As I heard the words I had hoped against hope She'd utter, my body sprang into action. Already, I had no shirt on. I took off my pants and underwear as fast as I could, kicked off my socks, and took my position on the bed. I looked over to Her, and saw Her beautiful, naked form. She was visibly as excited as I was, which made sense; we served the same One.
But the only thing I was concerned about at the moment was Her need, which was glistening in the candlelight as she made her way to the bed.
It was hard to keep my eyes open as Mary straddled me, the glee of just being this close to her nearly making me faint, but she beckoned me with her voice and I stared deep into her eyes, obeying the understood command. If it were possible, my cock would have gotten even harder for her as she slowly lowered herself on it.
As I felt myself being surrounded by the searing heat within Her, She moaned, "Don't cum until I tell you." There was, of course, no question about it - I already knew that I would be hard for her for as long as she wanted me to be, and that my release was secondary to Hers.
She started sliding up and down my pole, and gradually picked up speed. At another command, I was using my thumb (after she licked it - and that alone was a sensation that would make any uninitiated man climax where he stood) to slowly rub Her clit as She ground into my hips.
Her motions became more frantic as I found my rhythm, and after only a few minutes, She shook above me as she came. She leaned down and kissed my lips as She sank down from the orgasmic wave I'd been allowed to help Her reach.
'She tastes like... life,' I realized as I enjoyed the kiss. It was almost like her hungry kiss was actually feeding me, and when we were united like this, I completely lost myself and just felt the pure bliss of surrender. My body was nothing more than a tool for Her use.
The sensation somehow got stronger, though, when I felt Her hips begin to move again. I was still hard, and I knew that She wasn't done with me yet. Five more times she came, and five more times she kissed me before starting again.
The seventh round, though, was different - I could feel it, I could see it in her eyes, and I could almost hear Her telling me so, but Her mouth wasn't moving.
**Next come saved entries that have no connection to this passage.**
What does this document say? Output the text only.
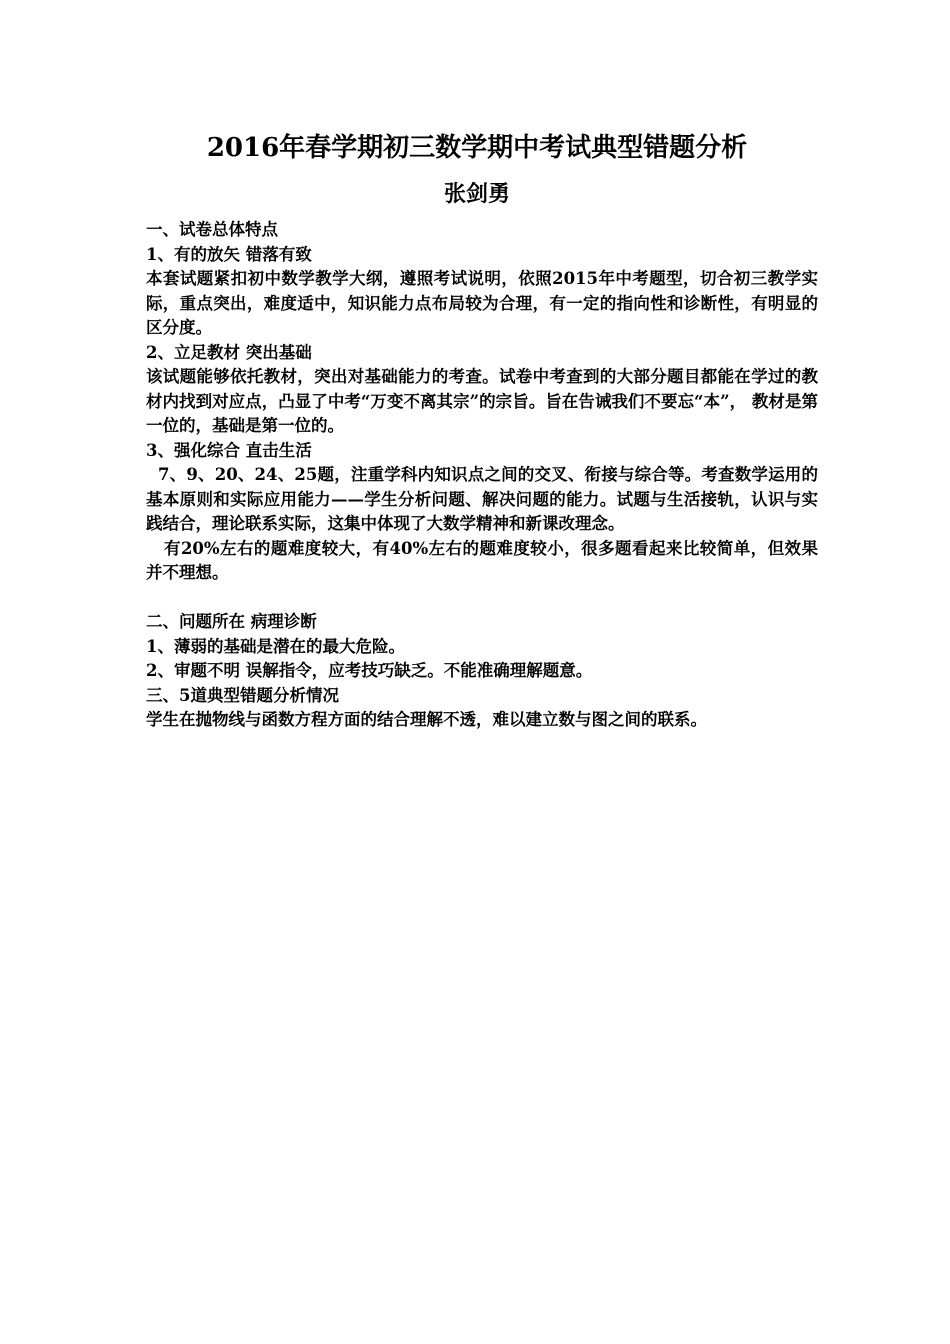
2016年春学期初三数学期中考试典型错题分析
张剑勇

一、试卷总体特点

1、有的放矢 错落有致

本套试题紧扣初中数学教学大纲，遵照考试说明，依照2015年中考题型，切合初三教学实际，重点突出，难度适中，知识能力点布局较为合理，有一定的指向性和诊断性，有明显的区分度。

2、立足教材 突出基础

该试题能够依托教材，突出对基础能力的考查。试卷中考查到的大部分题目都能在学过的教材内找到对应点，凸显了中考“万变不离其宗”的宗旨。旨在告诫我们不要忘“本”， 教材是第一位的，基础是第一位的。

3、强化综合 直击生活

7、9、20、24、25题，注重学科内知识点之间的交叉、衔接与综合等。考查数学运用的基本原则和实际应用能力——学生分析问题、解决问题的能力。试题与生活接轨，认识与实践结合，理论联系实际，这集中体现了大数学精神和新课改理念。

有20%左右的题难度较大，有40%左右的题难度较小，很多题看起来比较简单，但效果并不理想。

二、问题所在 病理诊断

1、薄弱的基础是潜在的最大危险。

2、审题不明 误解指令，应考技巧缺乏。不能准确理解题意。

三、5道典型错题分析情况

学生在抛物线与函数方程方面的结合理解不透，难以建立数与图之间的联系。
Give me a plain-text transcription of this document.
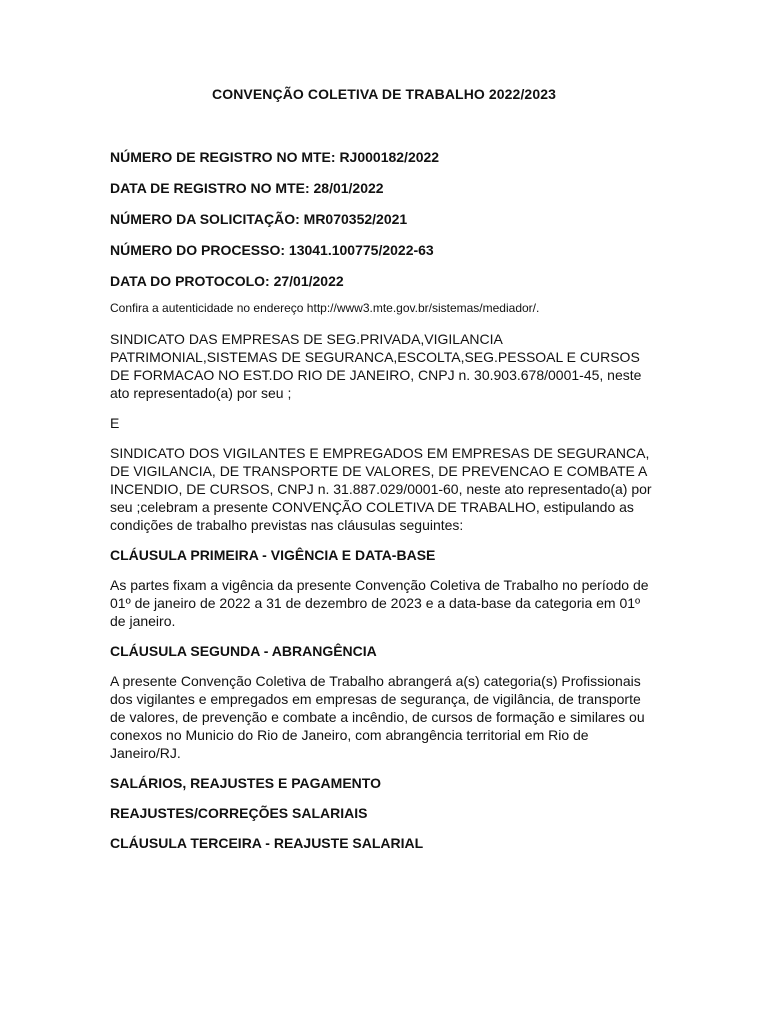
CONVENÇÃO COLETIVA DE TRABALHO 2022/2023
NÚMERO DE REGISTRO NO MTE: RJ000182/2022
DATA DE REGISTRO NO MTE: 28/01/2022
NÚMERO DA SOLICITAÇÃO: MR070352/2021
NÚMERO DO PROCESSO: 13041.100775/2022-63
DATA DO PROTOCOLO: 27/01/2022
Confira a autenticidade no endereço http://www3.mte.gov.br/sistemas/mediador/.
SINDICATO DAS EMPRESAS DE SEG.PRIVADA,VIGILANCIA PATRIMONIAL,SISTEMAS DE SEGURANCA,ESCOLTA,SEG.PESSOAL E CURSOS DE FORMACAO NO EST.DO RIO DE JANEIRO, CNPJ n. 30.903.678/0001-45, neste ato representado(a) por seu ;
E
SINDICATO DOS VIGILANTES E EMPREGADOS EM EMPRESAS DE SEGURANCA, DE VIGILANCIA, DE TRANSPORTE DE VALORES, DE PREVENCAO E COMBATE A INCENDIO, DE CURSOS, CNPJ n. 31.887.029/0001-60, neste ato representado(a) por seu ;celebram a presente CONVENÇÃO COLETIVA DE TRABALHO, estipulando as condições de trabalho previstas nas cláusulas seguintes:
CLÁUSULA PRIMEIRA - VIGÊNCIA E DATA-BASE
As partes fixam a vigência da presente Convenção Coletiva de Trabalho no período de 01º de janeiro de 2022 a 31 de dezembro de 2023 e a data-base da categoria em 01º de janeiro.
CLÁUSULA SEGUNDA - ABRANGÊNCIA
A presente Convenção Coletiva de Trabalho abrangerá a(s) categoria(s) Profissionais dos vigilantes e empregados em empresas de segurança, de vigilância, de transporte de valores, de prevenção e combate a incêndio, de cursos de formação e similares ou conexos no Municio do Rio de Janeiro, com abrangência territorial em Rio de Janeiro/RJ.
SALÁRIOS, REAJUSTES E PAGAMENTO
REAJUSTES/CORREÇÕES SALARIAIS
CLÁUSULA TERCEIRA - REAJUSTE SALARIAL
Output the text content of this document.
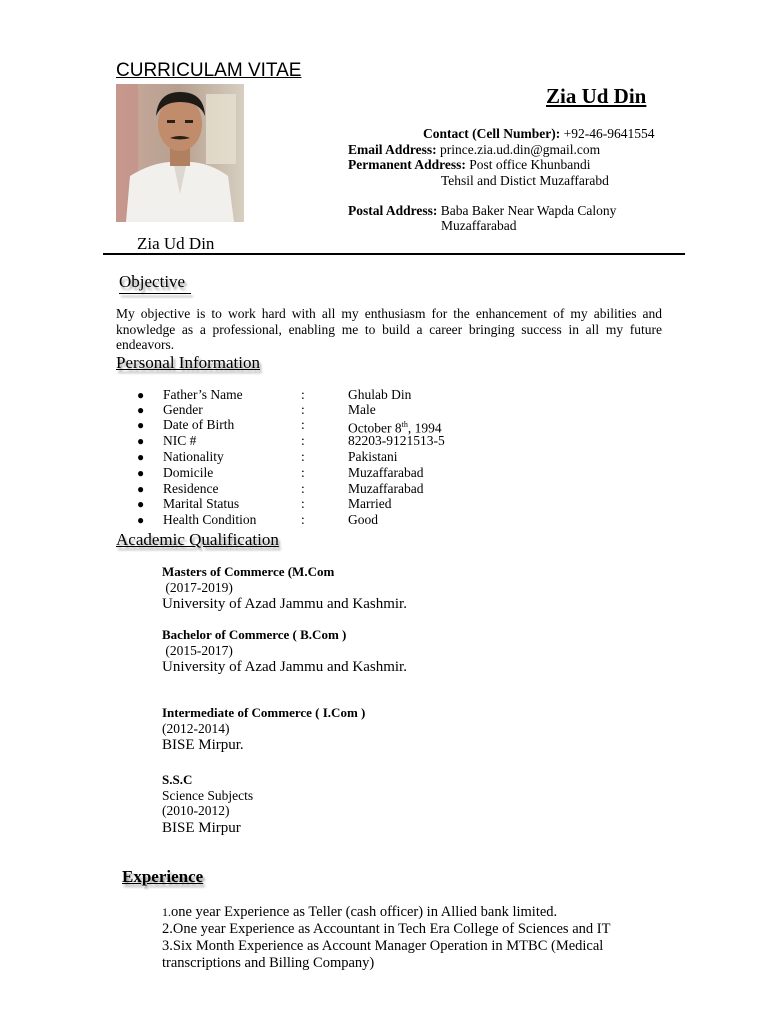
CURRICULAM VITAE
Zia Ud Din
Zia Ud Din
Contact (Cell Number): +92-46-9641554
Email Address: prince.zia.ud.din@gmail.com
Permanent Address: Post office Khunbandi
Tehsil and Distict Muzaffarabd
Postal Address: Baba Baker Near Wapda Calony
Muzaffarabad
Objective
My objective is to work hard with all my enthusiasm for the enhancement of my abilities and knowledge as a professional, enabling me to build a career bringing success in all my future endeavors.
Personal Information
● Father’s Name	:	Ghulab Din
● Gender	:	Male
● Date of Birth	:	October 8th, 1994
● NIC #	:	82203-9121513-5
● Nationality	:	Pakistani
● Domicile	:	Muzaffarabad
● Residence	:	Muzaffarabad
● Marital Status	:	Married
● Health Condition	:	Good
Academic Qualification
Masters of Commerce (M.Com
(2017-2019)
University of Azad Jammu and Kashmir.
Bachelor of Commerce ( B.Com )
(2015-2017)
University of Azad Jammu and Kashmir.
Intermediate of Commerce ( I.Com )
(2012-2014)
BISE Mirpur.
S.S.C
Science Subjects
(2010-2012)
BISE Mirpur
Experience
1.one year Experience as Teller (cash officer) in Allied bank limited.
2.One year Experience as Accountant in Tech Era College of Sciences and IT
3.Six Month Experience as Account Manager Operation in MTBC (Medical transcriptions and Billing Company)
As I enjoyed the familiar sensation of hearing Her words spoken directly into my brain, I started to realize that she was moving much faster this time, grinding into me with a passion that I hadn't felt in a long time.
Up and down Her hips went, slamming into me with enough force to make her grunt with each impact. Finally, her motions became almost uncontrolled convulsions and she screamed, "Cum with me, slave!"
The sounds we made as we came together were indescribable - Her body thrashed around as my seed filled Her - and after a few moments, She was done. She leaned forward one last time, kissing me with more force than before, and we relaxed for a long time afterward - resting in Her arms, I knew once again that nothing beyond Mary's happiness mattered.
I had made my Mistress happy; I had pleased her. I was floating on clouds of pure pleasure, out of my mind with joy, when she got up. I didn't notice her dressing, kissing me goodbye, or leaving. I'm still not sure if that kiss ever happened, but the lingering burning feeling on my lips makes me believe that it did.
When I woke up the next day, I felt refreshed - pure. She had washed away my doubts, my regrets, and my fears - my sins - just like she always did. I had gotten my fix, and if I was lucky, I would be used again and again - and maybe, just maybe, I might get to see Angelica again.
I would do anything for that. Anything.
As I got some breakfast, I stared at the phone, wondering how long it would be before She would call me again - before She had a use for me again. Hopefully, it would not be long.
Smiling, I realized it would be as She willed it, and that was good enough. She provided for me; gave me food, shelter, and purpose. I only had to bring patience and obedience to the equation. Everything else was in Her hands - just like I was.